Advice from Alumni Nathaniel Powell
In my case, my study abroad experiences were probably the most important thing I did in college. I became reasonably fluent in French, met fantastic people in France and Senegal, and got to travel a lot. It also looked great on grad school applications. I went to Switzerland, and I'd strongly encourage other students to look at graduate school opportunities in Europe. In Switzerland, my tuition for my MA was 3000 USD per year, and I could work half-time as a student and live relatively comfortably on the salary. My situation was the norm there.
Europe in general is a pretty good place for Americans looking to do grad work. There are excellent schools and, for the most part (the UK is a major exception though), the tuition rates are either nonexistent or a fraction of comparable costs in the US. Most major European research universities have graduate-level instruction in English, so language shouldn't be a huge barrier to those who are concerned that they are not proficient enough in another language to do grad school somewhere else.

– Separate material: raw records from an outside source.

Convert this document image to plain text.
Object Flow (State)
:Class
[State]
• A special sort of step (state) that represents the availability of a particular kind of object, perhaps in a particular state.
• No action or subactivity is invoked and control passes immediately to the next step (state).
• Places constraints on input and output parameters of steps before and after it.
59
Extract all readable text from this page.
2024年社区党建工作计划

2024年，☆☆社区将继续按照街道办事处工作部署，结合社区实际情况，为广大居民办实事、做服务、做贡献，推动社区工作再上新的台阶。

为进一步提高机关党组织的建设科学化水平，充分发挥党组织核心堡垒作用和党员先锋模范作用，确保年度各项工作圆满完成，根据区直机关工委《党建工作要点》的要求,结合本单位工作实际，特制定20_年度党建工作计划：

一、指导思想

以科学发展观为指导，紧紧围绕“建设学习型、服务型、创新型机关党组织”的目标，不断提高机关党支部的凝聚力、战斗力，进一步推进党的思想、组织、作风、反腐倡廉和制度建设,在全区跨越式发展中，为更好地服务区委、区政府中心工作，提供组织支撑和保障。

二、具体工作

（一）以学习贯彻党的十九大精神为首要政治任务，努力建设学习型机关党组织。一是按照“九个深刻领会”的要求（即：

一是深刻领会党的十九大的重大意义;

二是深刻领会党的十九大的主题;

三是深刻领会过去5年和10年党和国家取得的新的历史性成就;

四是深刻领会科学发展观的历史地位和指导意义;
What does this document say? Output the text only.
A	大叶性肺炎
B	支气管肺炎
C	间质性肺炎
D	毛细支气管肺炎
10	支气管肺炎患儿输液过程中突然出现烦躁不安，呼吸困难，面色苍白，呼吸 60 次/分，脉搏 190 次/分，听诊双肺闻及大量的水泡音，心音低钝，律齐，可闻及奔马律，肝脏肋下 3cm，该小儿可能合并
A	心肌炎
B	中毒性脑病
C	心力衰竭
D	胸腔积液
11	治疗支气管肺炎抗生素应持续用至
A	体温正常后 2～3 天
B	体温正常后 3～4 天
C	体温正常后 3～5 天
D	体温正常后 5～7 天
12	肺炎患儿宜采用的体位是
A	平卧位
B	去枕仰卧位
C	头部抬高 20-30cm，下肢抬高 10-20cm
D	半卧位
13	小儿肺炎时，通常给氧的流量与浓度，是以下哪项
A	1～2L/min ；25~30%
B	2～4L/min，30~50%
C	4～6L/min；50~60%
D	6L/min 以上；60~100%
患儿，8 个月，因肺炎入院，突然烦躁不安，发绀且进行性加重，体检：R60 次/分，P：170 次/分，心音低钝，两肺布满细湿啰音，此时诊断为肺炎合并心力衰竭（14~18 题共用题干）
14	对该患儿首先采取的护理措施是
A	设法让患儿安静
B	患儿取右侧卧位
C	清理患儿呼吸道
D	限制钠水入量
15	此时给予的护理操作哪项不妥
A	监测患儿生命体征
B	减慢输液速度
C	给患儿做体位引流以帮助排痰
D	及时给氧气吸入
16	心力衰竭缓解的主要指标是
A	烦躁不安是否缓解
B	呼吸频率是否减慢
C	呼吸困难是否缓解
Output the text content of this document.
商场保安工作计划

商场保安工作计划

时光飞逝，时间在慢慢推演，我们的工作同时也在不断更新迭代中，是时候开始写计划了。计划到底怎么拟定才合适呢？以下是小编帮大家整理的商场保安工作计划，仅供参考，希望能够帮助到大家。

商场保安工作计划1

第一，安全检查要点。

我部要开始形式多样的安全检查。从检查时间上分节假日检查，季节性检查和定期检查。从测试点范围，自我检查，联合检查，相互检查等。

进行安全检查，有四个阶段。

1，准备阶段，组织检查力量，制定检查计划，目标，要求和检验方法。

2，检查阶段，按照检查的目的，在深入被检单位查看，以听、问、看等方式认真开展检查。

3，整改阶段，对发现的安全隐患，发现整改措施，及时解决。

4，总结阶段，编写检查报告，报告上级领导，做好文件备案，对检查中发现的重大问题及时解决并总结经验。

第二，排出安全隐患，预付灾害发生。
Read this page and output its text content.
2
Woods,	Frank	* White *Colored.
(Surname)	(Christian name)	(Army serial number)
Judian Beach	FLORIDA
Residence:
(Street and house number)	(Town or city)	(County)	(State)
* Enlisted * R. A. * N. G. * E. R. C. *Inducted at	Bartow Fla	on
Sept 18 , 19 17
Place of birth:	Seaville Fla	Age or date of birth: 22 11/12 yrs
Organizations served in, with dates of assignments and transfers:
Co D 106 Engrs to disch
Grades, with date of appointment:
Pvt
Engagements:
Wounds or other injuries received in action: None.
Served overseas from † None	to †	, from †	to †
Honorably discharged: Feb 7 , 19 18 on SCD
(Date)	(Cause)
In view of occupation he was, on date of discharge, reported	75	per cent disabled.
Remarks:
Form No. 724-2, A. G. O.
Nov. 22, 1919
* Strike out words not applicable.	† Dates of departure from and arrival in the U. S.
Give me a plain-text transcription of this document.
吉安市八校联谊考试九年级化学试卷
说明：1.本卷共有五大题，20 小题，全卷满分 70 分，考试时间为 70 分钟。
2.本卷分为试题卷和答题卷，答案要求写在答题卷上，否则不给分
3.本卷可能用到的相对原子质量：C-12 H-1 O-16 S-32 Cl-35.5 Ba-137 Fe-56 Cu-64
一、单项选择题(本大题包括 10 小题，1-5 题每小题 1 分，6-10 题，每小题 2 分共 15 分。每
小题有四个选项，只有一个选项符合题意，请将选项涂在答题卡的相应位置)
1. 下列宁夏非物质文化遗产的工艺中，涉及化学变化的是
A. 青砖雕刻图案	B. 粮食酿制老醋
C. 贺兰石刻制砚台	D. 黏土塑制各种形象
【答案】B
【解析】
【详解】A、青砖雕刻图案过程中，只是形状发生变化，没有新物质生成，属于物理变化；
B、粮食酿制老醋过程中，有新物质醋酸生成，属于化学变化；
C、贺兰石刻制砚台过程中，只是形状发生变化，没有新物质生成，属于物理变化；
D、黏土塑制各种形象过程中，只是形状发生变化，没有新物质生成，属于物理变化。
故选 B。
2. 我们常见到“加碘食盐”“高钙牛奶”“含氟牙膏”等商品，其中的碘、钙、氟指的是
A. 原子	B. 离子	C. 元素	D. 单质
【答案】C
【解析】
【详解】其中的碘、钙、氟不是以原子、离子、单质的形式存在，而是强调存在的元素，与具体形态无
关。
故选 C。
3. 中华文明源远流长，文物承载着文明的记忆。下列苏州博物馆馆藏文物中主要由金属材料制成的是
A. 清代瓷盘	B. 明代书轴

Also, no one should worry about degree compatibility. Since the Bologna reforms, an MA from Cologne or other major European university is as valid as an MA from anywhere in the US.
Because the situation for foreign students is so favorable in Switzerland, I stayed after my masters to work and to start a Ph.D, which I defended last month. Now I'm working for a few months in the DR Congo with a Norwegian NGO, and hope to jump back into academia in the next year or so.
Basically, after studying abroad in 2004/2005, I pretty much decided to make it last as long as possible. I'm pretty much still doing it!